According fullest credit, however, to the influence of the purely
"physical" properties of nature, has man no other relation to his
external environment than the utilitarian? The moral influence
has been just suggested; the exploitation of this rich vein has for
some time past engaged the attention of evolutionary moralists.
Our more immediate concern is with the aesthetic influences.

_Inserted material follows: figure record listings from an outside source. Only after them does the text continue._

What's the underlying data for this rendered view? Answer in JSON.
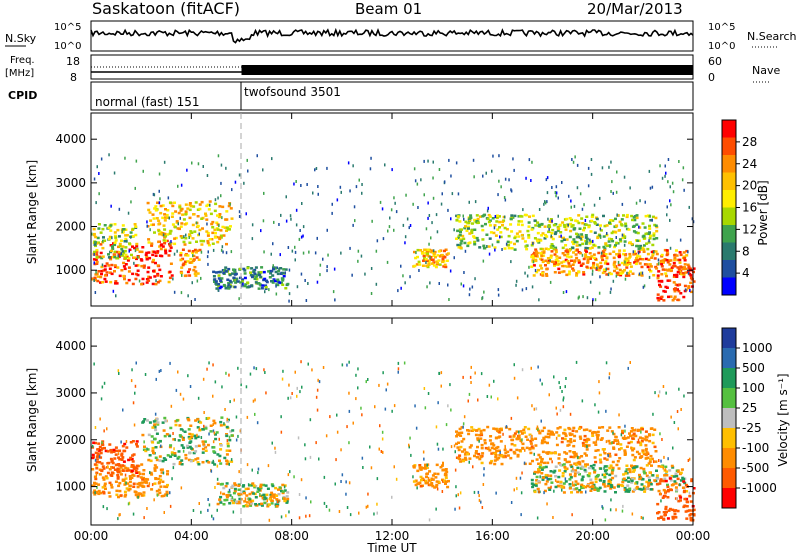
{
  "header": {
    "station": "Saskatoon (fitACF)",
    "beam": "Beam 01",
    "date": "20/Mar/2013"
  },
  "panels": {
    "nsky": {
      "left_label": "N.Sky",
      "right_label": "N.Search",
      "left_ticks": [
        "10^5",
        "10^0"
      ],
      "right_ticks": [
        "10^5",
        "10^0"
      ]
    },
    "freq": {
      "left_label_1": "Freq.",
      "left_label_2": "[MHz]",
      "left_ticks": [
        "18",
        "8"
      ],
      "right_label": "Nave",
      "right_ticks": [
        "60",
        "0"
      ]
    },
    "cpid": {
      "label": "CPID",
      "modes": [
        {
          "name": "normal (fast) 151",
          "start_hour": 0,
          "end_hour": 6
        },
        {
          "name": "twofsound 3501",
          "start_hour": 6,
          "end_hour": 24
        }
      ]
    }
  },
  "colorbars": {
    "power": {
      "label": "Power [dB]",
      "ticks": [
        "28",
        "24",
        "20",
        "16",
        "12",
        "8",
        "4"
      ],
      "colors": [
        "#ff0000",
        "#ff4d00",
        "#ff8c00",
        "#ffc000",
        "#ffee00",
        "#a8d800",
        "#3fa34d",
        "#2a7a6e",
        "#1f4fa0",
        "#0000ff"
      ]
    },
    "velocity": {
      "label": "Velocity [m s⁻¹]",
      "ticks": [
        "1000",
        "500",
        "100",
        "25",
        "-25",
        "-100",
        "-500",
        "-1000"
      ],
      "colors": [
        "#1f3c9c",
        "#2a6bb0",
        "#1f9a5a",
        "#55c040",
        "#bebebe",
        "#ffbf00",
        "#ff8c00",
        "#ff5a00",
        "#ff0000"
      ]
    }
  },
  "xaxis": {
    "title": "Time UT",
    "ticks": [
      "00:00",
      "04:00",
      "08:00",
      "12:00",
      "16:00",
      "20:00",
      "00:00"
    ]
  },
  "chart_data": [
    {
      "type": "heatmap",
      "title": "",
      "xlabel": "Time UT",
      "ylabel": "Slant Range [km]",
      "xlim": [
        0,
        24
      ],
      "ylim": [
        180,
        4600
      ],
      "yticks": [
        "1000",
        "2000",
        "3000",
        "4000"
      ],
      "colorbar": "Power [dB]",
      "clim": [
        0,
        30
      ],
      "echo_regions": [
        {
          "t0": 0.0,
          "t1": 3.2,
          "r0": 700,
          "r1": 1700,
          "power": 26
        },
        {
          "t0": 0.0,
          "t1": 1.8,
          "r0": 1300,
          "r1": 2100,
          "power": 14
        },
        {
          "t0": 2.2,
          "t1": 5.6,
          "r0": 1600,
          "r1": 2600,
          "power": 18
        },
        {
          "t0": 3.5,
          "t1": 4.3,
          "r0": 900,
          "r1": 1500,
          "power": 22
        },
        {
          "t0": 4.8,
          "t1": 7.8,
          "r0": 600,
          "r1": 1100,
          "power": 8
        },
        {
          "t0": 12.8,
          "t1": 14.2,
          "r0": 1100,
          "r1": 1500,
          "power": 20
        },
        {
          "t0": 14.5,
          "t1": 22.5,
          "r0": 1500,
          "r1": 2300,
          "power": 14
        },
        {
          "t0": 17.5,
          "t1": 23.7,
          "r0": 900,
          "r1": 1500,
          "power": 22
        },
        {
          "t0": 22.5,
          "t1": 24.0,
          "r0": 300,
          "r1": 1200,
          "power": 27
        }
      ]
    },
    {
      "type": "heatmap",
      "title": "",
      "xlabel": "Time UT",
      "ylabel": "Slant Range [km]",
      "xlim": [
        0,
        24
      ],
      "ylim": [
        180,
        4600
      ],
      "yticks": [
        "1000",
        "2000",
        "3000",
        "4000"
      ],
      "colorbar": "Velocity [m s⁻¹]",
      "clim": [
        -1000,
        1000
      ],
      "echo_regions": [
        {
          "t0": 0.0,
          "t1": 3.0,
          "r0": 800,
          "r1": 1500,
          "velocity": -300
        },
        {
          "t0": 0.0,
          "t1": 1.8,
          "r0": 1300,
          "r1": 2000,
          "velocity": -800
        },
        {
          "t0": 2.0,
          "t1": 5.6,
          "r0": 1500,
          "r1": 2500,
          "velocity": 0
        },
        {
          "t0": 5.0,
          "t1": 7.8,
          "r0": 600,
          "r1": 1100,
          "velocity": 0
        },
        {
          "t0": 12.8,
          "t1": 14.2,
          "r0": 1000,
          "r1": 1500,
          "velocity": -300
        },
        {
          "t0": 14.5,
          "t1": 22.5,
          "r0": 1500,
          "r1": 2300,
          "velocity": -300
        },
        {
          "t0": 17.5,
          "t1": 23.7,
          "r0": 900,
          "r1": 1500,
          "velocity": 0
        },
        {
          "t0": 22.5,
          "t1": 24.0,
          "r0": 300,
          "r1": 1200,
          "velocity": -800
        }
      ]
    }
  ]
}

And in nature there is beauty as well as utility. Nor is the beauty
a by-product of utility; it exists on its own account, and asserts
itself in its own right. As Emerson puts it--"it is its own excuse
for being." As another writer puts it--"in the beauty which we
see around us in nature's face, we have felt the smile of a
spiritual Being, as we feel the smile of our friend adding light
and lustre to his countenance." Yes, nature is beautiful and man
knows it. How great the number and variety of the emotions and
intuitions that beauty can stir and foster will be seen in detail
hereafter.
But beauty is not the only agent in moulding and developing
man's character. Nature, as will be shown, is a manifestation of
immanent ideas which touch life at every point. Ugliness, for
example, has its place as well as beauty, and will be dealt with
in due course. So with ideas of life and death, of power and
weakness, of hope and despondency--these and a thousand
others, immanent in external phenomena, have stimulated the
powerful imaginations of the infant race, and still maintain their
magic to move the sensitive soul. The wonderful mythological
systems of the past enshrine science, philosophy, and poetry--
and they were prompted by physical phenomena. The philosophy
and poetry of the present are still largely dependent
on the same phenomena. So it will be to the end.
That the revelation of Reality is a partial one--that the highest
summits are veiled in mists--this is freely granted. But the very
fact constitutes in itself a special charm. If what we see is so
wonderful, what must that be which is behind!